- CAN-SPAM Forced Hand
- December 20, 2003 | Author: Theodore F. Claypoole
- Law Firm: Womble Carlyle Sandridge & Rice - Charlotte Office
After years of tremendous growth of direct email solicitations, how does an angry public finally force Congress and the President to pass nationwide limitations on fraudulent email? By passing a state measure that truly frightens the direct marketing industry, so that spammer's lobbyists beg Congress for preemption.
Yesterday, President Bush executed the first significant federal legislation to regulate unsolicited commercial email just ahead of the effective date of California's tough anti-spam law.
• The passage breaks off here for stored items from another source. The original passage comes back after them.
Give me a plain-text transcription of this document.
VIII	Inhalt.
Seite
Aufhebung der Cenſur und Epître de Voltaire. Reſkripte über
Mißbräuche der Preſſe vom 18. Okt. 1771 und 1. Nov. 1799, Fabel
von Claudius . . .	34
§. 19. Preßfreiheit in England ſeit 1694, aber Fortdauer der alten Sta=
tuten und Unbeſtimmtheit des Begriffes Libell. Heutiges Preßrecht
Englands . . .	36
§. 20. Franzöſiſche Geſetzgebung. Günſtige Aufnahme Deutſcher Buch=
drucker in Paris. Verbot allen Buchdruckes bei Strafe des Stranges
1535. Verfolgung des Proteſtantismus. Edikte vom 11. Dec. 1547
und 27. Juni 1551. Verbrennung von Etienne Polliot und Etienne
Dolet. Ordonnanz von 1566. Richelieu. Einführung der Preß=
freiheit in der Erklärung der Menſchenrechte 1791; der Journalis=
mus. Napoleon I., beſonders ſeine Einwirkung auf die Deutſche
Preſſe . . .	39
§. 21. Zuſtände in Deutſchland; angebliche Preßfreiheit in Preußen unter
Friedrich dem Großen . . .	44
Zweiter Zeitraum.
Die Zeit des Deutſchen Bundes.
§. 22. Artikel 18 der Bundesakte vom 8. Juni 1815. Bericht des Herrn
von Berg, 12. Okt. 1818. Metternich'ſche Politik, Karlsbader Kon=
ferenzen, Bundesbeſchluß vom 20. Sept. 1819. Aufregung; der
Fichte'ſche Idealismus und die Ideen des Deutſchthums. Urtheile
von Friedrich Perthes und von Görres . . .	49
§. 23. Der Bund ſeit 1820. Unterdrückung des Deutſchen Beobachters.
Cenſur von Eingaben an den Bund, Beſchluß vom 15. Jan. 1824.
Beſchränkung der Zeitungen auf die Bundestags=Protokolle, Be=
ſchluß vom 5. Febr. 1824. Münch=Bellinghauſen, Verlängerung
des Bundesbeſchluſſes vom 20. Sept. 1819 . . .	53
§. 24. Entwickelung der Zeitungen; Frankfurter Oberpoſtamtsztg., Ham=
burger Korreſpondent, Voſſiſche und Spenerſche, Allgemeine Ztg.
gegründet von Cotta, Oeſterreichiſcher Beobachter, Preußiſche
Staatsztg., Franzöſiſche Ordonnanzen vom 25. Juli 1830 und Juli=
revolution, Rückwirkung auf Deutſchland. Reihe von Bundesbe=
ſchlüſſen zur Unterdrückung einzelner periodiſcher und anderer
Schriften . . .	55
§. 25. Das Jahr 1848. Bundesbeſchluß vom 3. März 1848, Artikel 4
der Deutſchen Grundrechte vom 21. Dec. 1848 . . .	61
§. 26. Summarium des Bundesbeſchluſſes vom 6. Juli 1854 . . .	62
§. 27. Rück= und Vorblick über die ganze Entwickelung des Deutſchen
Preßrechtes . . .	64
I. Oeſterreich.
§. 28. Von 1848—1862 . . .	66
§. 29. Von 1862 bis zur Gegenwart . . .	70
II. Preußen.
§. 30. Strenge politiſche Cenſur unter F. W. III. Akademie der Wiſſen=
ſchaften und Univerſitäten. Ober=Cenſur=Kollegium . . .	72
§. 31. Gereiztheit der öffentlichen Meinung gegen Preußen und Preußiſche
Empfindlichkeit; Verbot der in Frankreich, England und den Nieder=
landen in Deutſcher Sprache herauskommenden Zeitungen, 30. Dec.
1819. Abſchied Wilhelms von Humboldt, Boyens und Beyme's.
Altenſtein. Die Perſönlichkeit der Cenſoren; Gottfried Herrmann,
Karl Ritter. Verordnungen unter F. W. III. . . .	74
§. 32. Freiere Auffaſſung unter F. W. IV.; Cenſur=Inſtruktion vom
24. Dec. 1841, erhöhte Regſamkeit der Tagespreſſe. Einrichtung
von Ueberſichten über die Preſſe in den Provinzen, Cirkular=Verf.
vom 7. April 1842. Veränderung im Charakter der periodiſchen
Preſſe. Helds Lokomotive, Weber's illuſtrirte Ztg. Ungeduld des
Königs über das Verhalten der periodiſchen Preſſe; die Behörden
However, the federal law should not limit recent prosecutions begun in Virginia against notorious email marketers.
The federal CAN-SPAM law (the name stands for "Controlling the Assault of Non-Solicited Pornography and Marketing Act of 2003") becomes effective January 1, 2004 and prohibits deceptions and material falsifications in unsolicited commercial email and certain unauthorized access to computers for the purpose of sending commercial email. The law provides both criminal and civil penalties which may be enforced by either state of federal attorneys, or by internet service providers. It does not provide a private right of action for email recipients.
Direct marketing industry groups had urged congress to act quickly to preempt a new California anti-spam law that would otherwise go into effect on January 1, 2004. The California statute essentially bans unsolicited commercial email, unless the sender obtains prior permission or has an existing business relationship with the recipient. Unlike the federal law, the California law provides a private right of action to consumers and fines of up to $1 million per incident.
Jerry Cerasale, senior vice president of the Direct Marketing Association, was quoted in AdAge.com as stating, "We don't agree with all of it, but we support it. It has to be a national standard. We can't have a patchwork."
CAN-SPAM preempts state spam laws "except to the extent that any such statute, regulation or rule prohibits falsity or deception in any portion of a commercial electronic mail message or information attached thereto." Therefore, although the stringent California act is preempted, other state spam laws may still be enforced.
Last week a man alleged to be one of the world's most active spammers was arrested in North Carolina and charged under Virginia's anti-spam law -- a law prohibiting material misrepresentations in commercial email. The Virginia law's similarity to CAN-SPAM makes it unlikely to be preempted by the new federal law. The Jaynes criminal case was not the first under state spam laws. In May, New York prosecutors filed criminal charges against a man known as the "Buffalo Spammer".
Regulations must be promulgated under the CAN-SPAM law, so its implementation still holds elements of uncertainty. The federal law also contains a provision that would direct the Federal Communications Commission to promulgate rules to protect consumers from unsolicited wireless messages.